In an opinion issued yesterday, the Nevada Supreme Court addressed the extent to which a member of a limited liability company is protected in a negligence based tort action against the LLC. Gardner v. Henderson Water Park, LLC, 133 Nev. Adv. Op. 54 (2017). The plaintiffs in the case are the parents of a boy who suffered severe injuries in a wave pool at a water park. In addition to naming the LLC, the plaintiffs named its two managing members. The District Court granted summary judgment to the managing members and the parents appealed. The Supreme Court upheld the District Court’s order in a very brief opinion by Justice Mark Gibbons.

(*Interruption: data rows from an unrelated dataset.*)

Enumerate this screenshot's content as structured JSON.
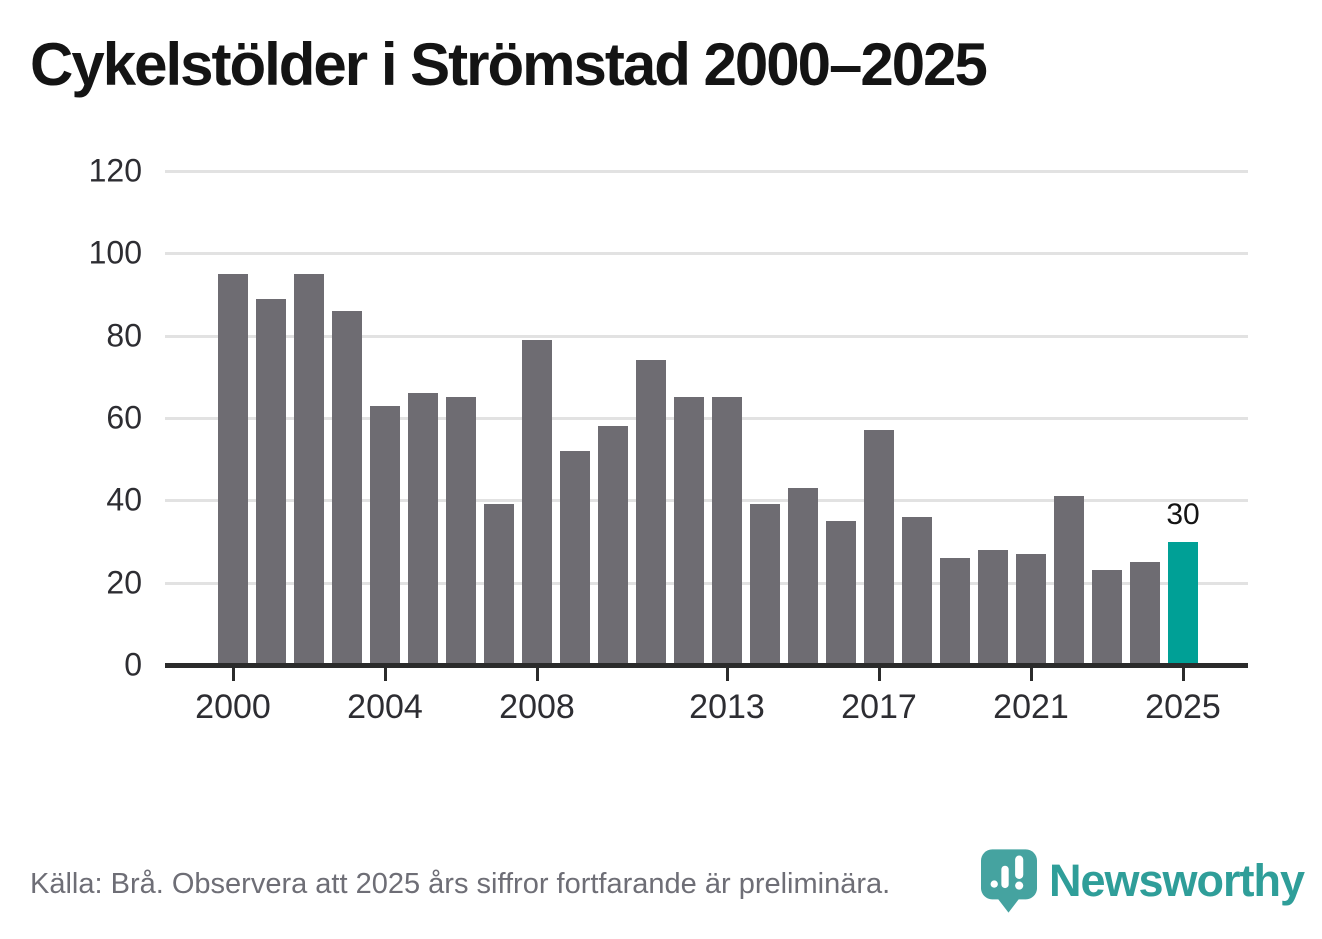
{
  "title": "Cykelstölder i Strömstad 2000–2025",
  "chart_data": {
    "type": "bar",
    "categories": [
      2000,
      2001,
      2002,
      2003,
      2004,
      2005,
      2006,
      2007,
      2008,
      2009,
      2010,
      2011,
      2012,
      2013,
      2014,
      2015,
      2016,
      2017,
      2018,
      2019,
      2020,
      2021,
      2022,
      2023,
      2024,
      2025
    ],
    "values": [
      95,
      89,
      95,
      86,
      63,
      66,
      65,
      39,
      79,
      52,
      58,
      74,
      65,
      65,
      39,
      43,
      35,
      57,
      36,
      26,
      28,
      27,
      41,
      23,
      25,
      30
    ],
    "title": "Cykelstölder i Strömstad 2000–2025",
    "xlabel": "",
    "ylabel": "",
    "ylim": [
      0,
      120
    ],
    "y_ticks": [
      0,
      20,
      40,
      60,
      80,
      100,
      120
    ],
    "x_tick_years": [
      2000,
      2004,
      2008,
      2013,
      2017,
      2021,
      2025
    ],
    "grid": true,
    "legend": "none",
    "bar_color": "#6e6c72",
    "highlight": {
      "year": 2025,
      "value_label": "30",
      "color": "#00a096"
    }
  },
  "footer": {
    "source_note": "Källa: Brå. Observera att 2025 års siffror fortfarande är preliminära."
  },
  "branding": {
    "wordmark": "Newsworthy",
    "logo_icon": "newsworthy-pin-chart-icon",
    "brand_color": "#2f9e99",
    "pin_color": "#45a3a0"
  }
}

On appeal, the plaintiffs argued that they were pursuing a direct claim against the member-managers for their own tortious conduct in negligently operating the water park. The Supreme Court, reviewing the District Court’s order de novo, cited NRS 86.371 that provides:
Unless otherwise provided in the articles of organization or an agreement signed by the member or manager to be charged, no member or manager of any limited-liability company formed under the laws of this State is individually liable for the debts or liabilities of the company.
The Supreme Court also cited NRS 86.381 that provides:
A member of a limited-liability company is not a proper party to proceedings by or against the company, except where the object is to enforce the member’s right against or liability to the company.
Noting that these statutes to not shield members from liability for personal negligence, the Supreme Court found that the plaintiffs had failed to allege that the member-managers were personally negligent. In particular, the Supreme Court found that the plaintiffs failed to specify how any individual act or omission by the member-manager’s contributed to their son’s injuries. Therefore, the plaintiffs impermissibly sought to hold the member-managers liable for the negligence of the water park solely by virtue of their status as member-managers.